Liberté starts with that conversation, but as day turns into night, these characters put their conversations on hold. They retreat into the woods and begin an orgy with no sexual boundaries, where there are no taboos.
Director Albert Serra, to his credit, both has a bold, although wildly incorrect perception of sexuality and time. He makes his audience feel all of his film’s 132 minute running time, reflective of his characters’ sexual impulses.
It’s also a version of old school prurience, where its deviant practitioners are more patient, to their detriment. Period pieces are inherently beautiful, but Serra shows its ugly side, as the bourgeois swim in viscera.
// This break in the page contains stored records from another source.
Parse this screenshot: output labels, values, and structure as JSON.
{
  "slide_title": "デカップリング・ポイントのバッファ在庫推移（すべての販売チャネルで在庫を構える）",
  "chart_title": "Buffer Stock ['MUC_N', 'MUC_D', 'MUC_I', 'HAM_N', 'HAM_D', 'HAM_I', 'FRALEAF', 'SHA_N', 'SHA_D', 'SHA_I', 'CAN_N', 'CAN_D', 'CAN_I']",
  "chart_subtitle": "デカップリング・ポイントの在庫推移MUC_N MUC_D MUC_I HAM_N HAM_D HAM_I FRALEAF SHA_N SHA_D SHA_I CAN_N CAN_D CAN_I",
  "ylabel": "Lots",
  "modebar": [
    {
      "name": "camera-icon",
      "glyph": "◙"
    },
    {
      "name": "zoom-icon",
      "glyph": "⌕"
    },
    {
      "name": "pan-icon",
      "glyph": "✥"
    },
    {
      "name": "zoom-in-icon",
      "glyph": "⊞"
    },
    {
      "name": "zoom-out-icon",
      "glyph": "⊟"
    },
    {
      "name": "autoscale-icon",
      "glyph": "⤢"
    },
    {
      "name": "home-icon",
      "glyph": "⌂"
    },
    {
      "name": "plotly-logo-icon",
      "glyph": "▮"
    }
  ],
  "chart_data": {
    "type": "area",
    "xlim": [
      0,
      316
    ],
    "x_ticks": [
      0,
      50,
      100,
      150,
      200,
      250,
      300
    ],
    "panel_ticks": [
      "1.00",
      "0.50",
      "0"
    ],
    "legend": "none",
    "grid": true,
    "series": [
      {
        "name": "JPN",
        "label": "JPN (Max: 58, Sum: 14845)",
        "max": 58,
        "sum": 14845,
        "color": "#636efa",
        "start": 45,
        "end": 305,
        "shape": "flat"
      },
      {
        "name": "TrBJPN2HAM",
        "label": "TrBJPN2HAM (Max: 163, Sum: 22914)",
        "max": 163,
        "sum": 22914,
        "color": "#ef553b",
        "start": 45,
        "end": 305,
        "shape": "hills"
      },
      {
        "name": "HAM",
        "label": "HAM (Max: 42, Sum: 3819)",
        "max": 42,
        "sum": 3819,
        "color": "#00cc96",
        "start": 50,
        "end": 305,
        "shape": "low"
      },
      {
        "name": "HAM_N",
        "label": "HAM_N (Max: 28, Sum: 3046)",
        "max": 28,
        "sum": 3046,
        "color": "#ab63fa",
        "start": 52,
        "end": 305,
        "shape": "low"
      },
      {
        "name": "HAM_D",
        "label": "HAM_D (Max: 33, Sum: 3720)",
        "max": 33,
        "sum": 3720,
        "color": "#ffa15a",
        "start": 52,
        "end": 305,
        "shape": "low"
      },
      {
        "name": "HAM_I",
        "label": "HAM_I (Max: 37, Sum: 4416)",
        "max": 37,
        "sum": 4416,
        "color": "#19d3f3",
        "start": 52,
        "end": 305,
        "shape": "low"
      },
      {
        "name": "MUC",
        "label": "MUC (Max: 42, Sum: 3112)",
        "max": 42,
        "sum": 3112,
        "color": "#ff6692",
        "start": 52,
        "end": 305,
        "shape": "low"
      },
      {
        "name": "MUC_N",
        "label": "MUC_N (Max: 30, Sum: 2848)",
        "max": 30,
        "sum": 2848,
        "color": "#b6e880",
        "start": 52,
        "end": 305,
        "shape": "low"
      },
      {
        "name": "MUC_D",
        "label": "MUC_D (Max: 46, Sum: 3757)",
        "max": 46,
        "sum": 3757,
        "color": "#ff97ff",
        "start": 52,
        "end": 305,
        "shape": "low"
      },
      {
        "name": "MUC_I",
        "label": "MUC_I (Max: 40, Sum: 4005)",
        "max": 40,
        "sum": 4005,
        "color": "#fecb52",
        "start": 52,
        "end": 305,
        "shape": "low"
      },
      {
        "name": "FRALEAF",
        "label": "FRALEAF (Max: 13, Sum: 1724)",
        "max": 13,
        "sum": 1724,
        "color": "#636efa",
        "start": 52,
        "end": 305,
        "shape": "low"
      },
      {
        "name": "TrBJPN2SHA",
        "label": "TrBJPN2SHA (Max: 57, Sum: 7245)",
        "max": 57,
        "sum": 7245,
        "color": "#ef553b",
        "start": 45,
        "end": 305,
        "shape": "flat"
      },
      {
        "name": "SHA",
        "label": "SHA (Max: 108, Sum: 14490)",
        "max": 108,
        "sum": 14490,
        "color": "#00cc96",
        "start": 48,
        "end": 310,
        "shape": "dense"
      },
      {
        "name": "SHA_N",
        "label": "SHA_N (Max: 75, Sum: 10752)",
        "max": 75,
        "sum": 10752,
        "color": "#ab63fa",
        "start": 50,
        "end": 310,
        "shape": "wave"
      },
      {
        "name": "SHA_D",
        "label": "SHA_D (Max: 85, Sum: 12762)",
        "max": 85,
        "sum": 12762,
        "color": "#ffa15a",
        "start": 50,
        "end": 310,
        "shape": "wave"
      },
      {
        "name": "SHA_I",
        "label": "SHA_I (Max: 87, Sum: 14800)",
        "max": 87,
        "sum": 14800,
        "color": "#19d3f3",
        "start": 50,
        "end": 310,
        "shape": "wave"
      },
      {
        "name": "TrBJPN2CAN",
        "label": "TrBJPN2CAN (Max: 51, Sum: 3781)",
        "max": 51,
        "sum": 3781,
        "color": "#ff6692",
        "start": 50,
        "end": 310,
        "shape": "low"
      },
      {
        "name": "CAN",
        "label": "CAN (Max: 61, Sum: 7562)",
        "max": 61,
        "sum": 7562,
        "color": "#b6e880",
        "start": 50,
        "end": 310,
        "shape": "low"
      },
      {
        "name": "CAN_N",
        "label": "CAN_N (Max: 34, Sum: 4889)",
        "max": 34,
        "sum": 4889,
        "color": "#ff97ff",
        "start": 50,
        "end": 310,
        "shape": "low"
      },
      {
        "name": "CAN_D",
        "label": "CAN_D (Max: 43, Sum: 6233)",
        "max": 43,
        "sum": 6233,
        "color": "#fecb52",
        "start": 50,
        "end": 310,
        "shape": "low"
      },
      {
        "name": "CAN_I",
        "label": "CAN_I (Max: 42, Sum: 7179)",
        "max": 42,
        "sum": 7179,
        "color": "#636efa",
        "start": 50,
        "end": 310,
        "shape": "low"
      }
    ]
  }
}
I’ll concede that Serra knows more about the Ancien Regime than I do, since he’s made films about it. But it feels like Serra is reliant on syllogistic assumptions about people who have their sexual kinks.
Bad people are either oblivious parts of the establishment, or people trying to watch it burn down. Liberté makes us watch them have joyless sex to make them more unsympathetic to a supposedly oblivious audience.
And I get it not all sex is good, but the film’s negative view of it feels definitive. As someone who has done at least one of the acts Serra shows, this is a wild misrepresentation.